The bone of contention? They do not know the bride, she's never been involved in any local activity, her name is not in the village church women's list and so and and so forth. Initially I thought it was a joke. I mean, how can one possibly travel all the way to the village to attend occasional meetings all in the name of playing safe in preparation for future marriage .

This act is not only extended to girls only oo.. men too have their fair share of clan involvement. It's even worse on them.They get questions like "O-na abiakwa ulo?" (Does he come home at all). Whenever a young man comes home from th city, he is expected to visit his uncles and their friends with bottles of spinach and big round kola-nuts.. You village people expect you to:

 1. Adhere To Social Rules: Whenever there is a function that requires your presence, they expect you to honor the invitation and not run away from home.

 2. Get to know a few people in your clan so that Oso chuba dinkpa(when a man gets into trouble), they would know how to help you.

 3. They Expect You To Know how to recognize taboos and prevent them.

 Taboos like:

 i. iii. Suicide or killing of oneself: Killing oneself or committing suicide is a taboo in Igboland, and so much frowned upon by both man and gods that the victim of suicide must never be buried within the community. His body is cursed and must never be buried in the land, but in the Forbidden Forest or outside the town to prevent such evils from befalling others in the community. 

 ii. A woman blessing the kolanut: Kolanut is considered a sacred nut in Igboland and in Delta State, and must never be broken or shared by a woman. A kolanut must only be broken, blessed, and shared by a man because “he that giveth kola, giveth life,” but never by a woman because it is a life-giving nut of the gods. 

 iii. Committing incest: It is a taboo to have sexual relations with one’s blood relations or with sisters from the same parents. This is frowned upon by everyone in the community and must never be attempted by anyone or blindness, deafness, poverty or death might result as consequences according to the elders of the land. 

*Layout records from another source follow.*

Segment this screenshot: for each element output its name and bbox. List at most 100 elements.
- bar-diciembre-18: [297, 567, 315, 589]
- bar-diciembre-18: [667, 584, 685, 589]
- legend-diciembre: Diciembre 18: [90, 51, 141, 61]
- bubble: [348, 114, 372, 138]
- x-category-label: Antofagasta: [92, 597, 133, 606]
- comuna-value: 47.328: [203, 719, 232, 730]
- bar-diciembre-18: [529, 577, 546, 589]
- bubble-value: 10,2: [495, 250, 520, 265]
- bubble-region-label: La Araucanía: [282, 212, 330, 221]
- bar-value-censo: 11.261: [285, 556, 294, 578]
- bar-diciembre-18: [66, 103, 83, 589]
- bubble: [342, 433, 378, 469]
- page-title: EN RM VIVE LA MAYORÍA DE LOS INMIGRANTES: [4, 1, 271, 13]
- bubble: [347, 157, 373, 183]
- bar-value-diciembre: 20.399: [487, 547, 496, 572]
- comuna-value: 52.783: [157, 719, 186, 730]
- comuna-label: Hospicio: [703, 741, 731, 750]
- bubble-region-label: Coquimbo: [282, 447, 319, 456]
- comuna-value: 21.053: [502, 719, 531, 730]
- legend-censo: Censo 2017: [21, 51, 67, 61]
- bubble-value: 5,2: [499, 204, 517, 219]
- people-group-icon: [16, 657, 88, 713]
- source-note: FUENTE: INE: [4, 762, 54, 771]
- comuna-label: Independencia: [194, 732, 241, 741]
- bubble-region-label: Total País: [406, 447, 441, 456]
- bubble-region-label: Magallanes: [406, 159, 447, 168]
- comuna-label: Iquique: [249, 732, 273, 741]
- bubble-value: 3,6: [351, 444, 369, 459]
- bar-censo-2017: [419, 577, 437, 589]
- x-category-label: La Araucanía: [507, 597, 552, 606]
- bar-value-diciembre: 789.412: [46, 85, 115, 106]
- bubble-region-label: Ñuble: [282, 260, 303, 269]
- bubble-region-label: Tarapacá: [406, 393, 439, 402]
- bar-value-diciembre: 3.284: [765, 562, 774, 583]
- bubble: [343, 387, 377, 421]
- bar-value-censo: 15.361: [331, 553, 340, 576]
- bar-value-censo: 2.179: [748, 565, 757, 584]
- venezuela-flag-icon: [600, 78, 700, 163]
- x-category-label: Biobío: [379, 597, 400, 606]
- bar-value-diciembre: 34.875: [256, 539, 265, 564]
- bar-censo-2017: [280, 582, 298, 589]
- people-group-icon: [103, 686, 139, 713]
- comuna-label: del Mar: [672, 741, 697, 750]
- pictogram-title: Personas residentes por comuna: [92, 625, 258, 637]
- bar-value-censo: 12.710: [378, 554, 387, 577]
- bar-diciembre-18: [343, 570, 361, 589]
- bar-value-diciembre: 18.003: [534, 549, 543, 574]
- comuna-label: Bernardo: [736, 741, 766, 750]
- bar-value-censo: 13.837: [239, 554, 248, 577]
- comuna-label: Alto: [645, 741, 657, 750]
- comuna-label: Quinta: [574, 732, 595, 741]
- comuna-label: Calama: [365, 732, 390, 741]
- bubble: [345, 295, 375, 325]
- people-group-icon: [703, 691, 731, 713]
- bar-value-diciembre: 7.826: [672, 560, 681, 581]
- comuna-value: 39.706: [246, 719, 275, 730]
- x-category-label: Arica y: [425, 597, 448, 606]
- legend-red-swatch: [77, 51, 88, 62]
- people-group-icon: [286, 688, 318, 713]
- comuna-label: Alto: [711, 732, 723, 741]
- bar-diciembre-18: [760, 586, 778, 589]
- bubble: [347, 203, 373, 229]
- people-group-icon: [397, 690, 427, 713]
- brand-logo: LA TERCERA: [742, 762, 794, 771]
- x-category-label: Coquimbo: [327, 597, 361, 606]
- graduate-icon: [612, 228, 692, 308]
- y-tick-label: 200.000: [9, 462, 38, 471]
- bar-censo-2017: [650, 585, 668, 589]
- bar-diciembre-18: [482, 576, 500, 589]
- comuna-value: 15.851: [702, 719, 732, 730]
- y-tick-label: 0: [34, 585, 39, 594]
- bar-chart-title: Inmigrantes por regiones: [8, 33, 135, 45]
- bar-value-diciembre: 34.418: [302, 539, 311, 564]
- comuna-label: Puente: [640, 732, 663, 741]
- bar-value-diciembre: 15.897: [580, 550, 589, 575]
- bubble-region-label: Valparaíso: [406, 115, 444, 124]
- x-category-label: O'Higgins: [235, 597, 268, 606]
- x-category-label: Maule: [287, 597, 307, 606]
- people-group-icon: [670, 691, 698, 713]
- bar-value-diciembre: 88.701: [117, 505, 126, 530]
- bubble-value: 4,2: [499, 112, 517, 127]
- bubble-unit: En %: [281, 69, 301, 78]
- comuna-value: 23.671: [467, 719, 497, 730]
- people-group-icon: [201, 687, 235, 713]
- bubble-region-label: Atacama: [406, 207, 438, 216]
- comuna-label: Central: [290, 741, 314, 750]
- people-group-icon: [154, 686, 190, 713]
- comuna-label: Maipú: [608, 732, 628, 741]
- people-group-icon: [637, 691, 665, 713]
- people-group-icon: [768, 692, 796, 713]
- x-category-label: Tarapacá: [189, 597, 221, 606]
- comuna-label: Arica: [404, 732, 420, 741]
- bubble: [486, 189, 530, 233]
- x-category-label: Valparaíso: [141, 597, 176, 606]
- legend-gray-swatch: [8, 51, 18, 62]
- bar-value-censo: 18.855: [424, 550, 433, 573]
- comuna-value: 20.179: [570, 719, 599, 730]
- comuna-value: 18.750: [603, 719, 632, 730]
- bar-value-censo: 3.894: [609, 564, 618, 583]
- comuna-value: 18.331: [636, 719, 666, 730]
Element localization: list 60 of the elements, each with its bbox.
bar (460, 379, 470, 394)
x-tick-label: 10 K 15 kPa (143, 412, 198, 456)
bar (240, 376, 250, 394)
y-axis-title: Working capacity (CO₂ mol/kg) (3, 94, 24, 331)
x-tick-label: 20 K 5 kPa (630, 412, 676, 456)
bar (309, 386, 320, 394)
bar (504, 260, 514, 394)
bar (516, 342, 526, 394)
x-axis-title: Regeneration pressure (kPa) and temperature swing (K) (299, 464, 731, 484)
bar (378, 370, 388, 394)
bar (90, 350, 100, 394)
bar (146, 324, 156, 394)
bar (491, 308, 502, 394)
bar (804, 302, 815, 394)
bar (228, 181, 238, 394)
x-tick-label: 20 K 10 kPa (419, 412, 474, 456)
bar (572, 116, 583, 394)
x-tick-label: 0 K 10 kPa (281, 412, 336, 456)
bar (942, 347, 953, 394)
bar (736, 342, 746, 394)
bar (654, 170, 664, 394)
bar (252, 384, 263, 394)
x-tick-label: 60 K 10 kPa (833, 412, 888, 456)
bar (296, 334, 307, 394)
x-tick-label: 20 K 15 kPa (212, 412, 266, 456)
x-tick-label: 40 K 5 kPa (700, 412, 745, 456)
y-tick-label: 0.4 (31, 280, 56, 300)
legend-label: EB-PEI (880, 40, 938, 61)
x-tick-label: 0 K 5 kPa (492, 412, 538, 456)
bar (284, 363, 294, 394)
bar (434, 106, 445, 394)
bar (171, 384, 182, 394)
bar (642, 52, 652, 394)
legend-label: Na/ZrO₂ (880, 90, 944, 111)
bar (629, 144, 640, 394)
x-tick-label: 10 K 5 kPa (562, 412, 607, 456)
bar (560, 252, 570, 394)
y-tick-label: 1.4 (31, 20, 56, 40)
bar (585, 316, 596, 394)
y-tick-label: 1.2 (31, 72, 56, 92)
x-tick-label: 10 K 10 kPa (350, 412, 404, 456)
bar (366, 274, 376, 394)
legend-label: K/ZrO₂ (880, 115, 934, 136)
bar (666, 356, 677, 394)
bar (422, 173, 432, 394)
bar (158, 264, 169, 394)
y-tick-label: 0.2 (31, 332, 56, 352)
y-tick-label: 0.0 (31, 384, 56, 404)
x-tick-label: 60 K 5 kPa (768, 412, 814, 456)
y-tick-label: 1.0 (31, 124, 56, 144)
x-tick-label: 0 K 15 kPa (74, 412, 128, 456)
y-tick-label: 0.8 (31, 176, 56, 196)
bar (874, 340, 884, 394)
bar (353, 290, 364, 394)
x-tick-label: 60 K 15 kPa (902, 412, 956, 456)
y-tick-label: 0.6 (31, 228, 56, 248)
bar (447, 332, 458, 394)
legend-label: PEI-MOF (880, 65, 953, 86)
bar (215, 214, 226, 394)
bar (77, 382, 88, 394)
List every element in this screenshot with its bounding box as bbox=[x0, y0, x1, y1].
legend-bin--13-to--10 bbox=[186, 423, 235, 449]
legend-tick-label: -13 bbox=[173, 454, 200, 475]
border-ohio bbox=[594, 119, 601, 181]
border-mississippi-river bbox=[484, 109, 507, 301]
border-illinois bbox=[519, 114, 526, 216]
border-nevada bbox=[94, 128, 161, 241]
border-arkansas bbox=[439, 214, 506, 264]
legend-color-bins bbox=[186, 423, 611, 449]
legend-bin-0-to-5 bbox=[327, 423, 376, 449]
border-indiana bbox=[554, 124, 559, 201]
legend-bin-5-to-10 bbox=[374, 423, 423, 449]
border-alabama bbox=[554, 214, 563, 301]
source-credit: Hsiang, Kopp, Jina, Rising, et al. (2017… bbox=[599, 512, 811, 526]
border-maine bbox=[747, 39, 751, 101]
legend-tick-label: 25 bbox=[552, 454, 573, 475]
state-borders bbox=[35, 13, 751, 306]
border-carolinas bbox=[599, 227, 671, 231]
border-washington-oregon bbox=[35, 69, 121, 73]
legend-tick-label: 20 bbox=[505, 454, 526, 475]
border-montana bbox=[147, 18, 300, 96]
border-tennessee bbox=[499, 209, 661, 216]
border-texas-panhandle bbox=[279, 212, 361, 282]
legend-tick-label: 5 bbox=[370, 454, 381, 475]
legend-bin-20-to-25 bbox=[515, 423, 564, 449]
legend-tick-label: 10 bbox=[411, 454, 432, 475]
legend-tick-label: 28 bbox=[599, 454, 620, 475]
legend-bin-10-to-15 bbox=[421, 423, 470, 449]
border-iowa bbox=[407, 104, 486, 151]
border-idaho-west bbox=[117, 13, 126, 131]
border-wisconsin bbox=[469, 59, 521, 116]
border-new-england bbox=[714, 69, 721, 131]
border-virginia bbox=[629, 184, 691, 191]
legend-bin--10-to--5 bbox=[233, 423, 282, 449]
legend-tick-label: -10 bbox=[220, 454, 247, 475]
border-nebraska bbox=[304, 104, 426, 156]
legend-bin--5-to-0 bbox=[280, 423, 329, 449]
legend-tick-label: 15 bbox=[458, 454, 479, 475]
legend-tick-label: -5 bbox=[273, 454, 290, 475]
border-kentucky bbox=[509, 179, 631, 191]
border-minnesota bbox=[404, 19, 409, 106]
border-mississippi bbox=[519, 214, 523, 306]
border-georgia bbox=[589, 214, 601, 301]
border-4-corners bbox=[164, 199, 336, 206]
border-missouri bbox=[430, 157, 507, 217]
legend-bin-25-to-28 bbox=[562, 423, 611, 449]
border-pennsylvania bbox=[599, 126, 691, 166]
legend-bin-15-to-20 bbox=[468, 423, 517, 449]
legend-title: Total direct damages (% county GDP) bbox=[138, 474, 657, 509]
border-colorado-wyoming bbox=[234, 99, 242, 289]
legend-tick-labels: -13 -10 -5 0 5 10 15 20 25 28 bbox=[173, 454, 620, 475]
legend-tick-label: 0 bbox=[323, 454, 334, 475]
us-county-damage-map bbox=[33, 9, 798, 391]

 iv. Using the left hand: Using the left hand to do anything is forbidden in Igboland and strictly prohibited – regardless of the fact that the individual may be left-handed. A left-handed individual is trained or oriented to learn the use of the right hand in eating, writing, giving and accepting things. Elders deeply frown on giving or taking things with the left hand because it is considered most disrespectful and unfortunate. 

 v. Unblessed marriage union: It is forbidden for a woman to live with a man without the proper marriage rites or without the due approval and approval of their parents. A respectable man is expected to pay the dowry or bride-price of his wife before or shortly after starting to live together, or the woman will lose respect in the community and may face problems of poverty, retrogression, sickness and death among others. 

 vi. Marrying an Osu: An Osu is an outcast within the caste system, and marrying one is considered a taboo that must never be done. An Osu or outcast is considered the property of the gods or a slave and descendant of slaves and must never be offered or taken for marriage. Free-born men and women are expected to investigate the origins and social class of an individual to be certain he/she is not an Osu before contracting marriage 

. vii. Causing the fall of an elder: Causing an elder to fall from his seat or drop from his feet is considered a taboo, and the offender must kill a goat for ritual or he may never grow to the present age of the age. A goat or any other prescribed item must be provided to cleanse the land and atone for the offender. Regardless of the situation, a youth or younger individual must never cause the fall of an elder.


So you see, having an indepth knowledge of your tradition, no matter your culture is somewhat important. It'll help you get to know more about your traditions, and also know how to apply certain rules to get results. Igbo proverbs for instance, have been used in moral development and has in one way or the other, had their effects.

Become best friends with your village people today!!!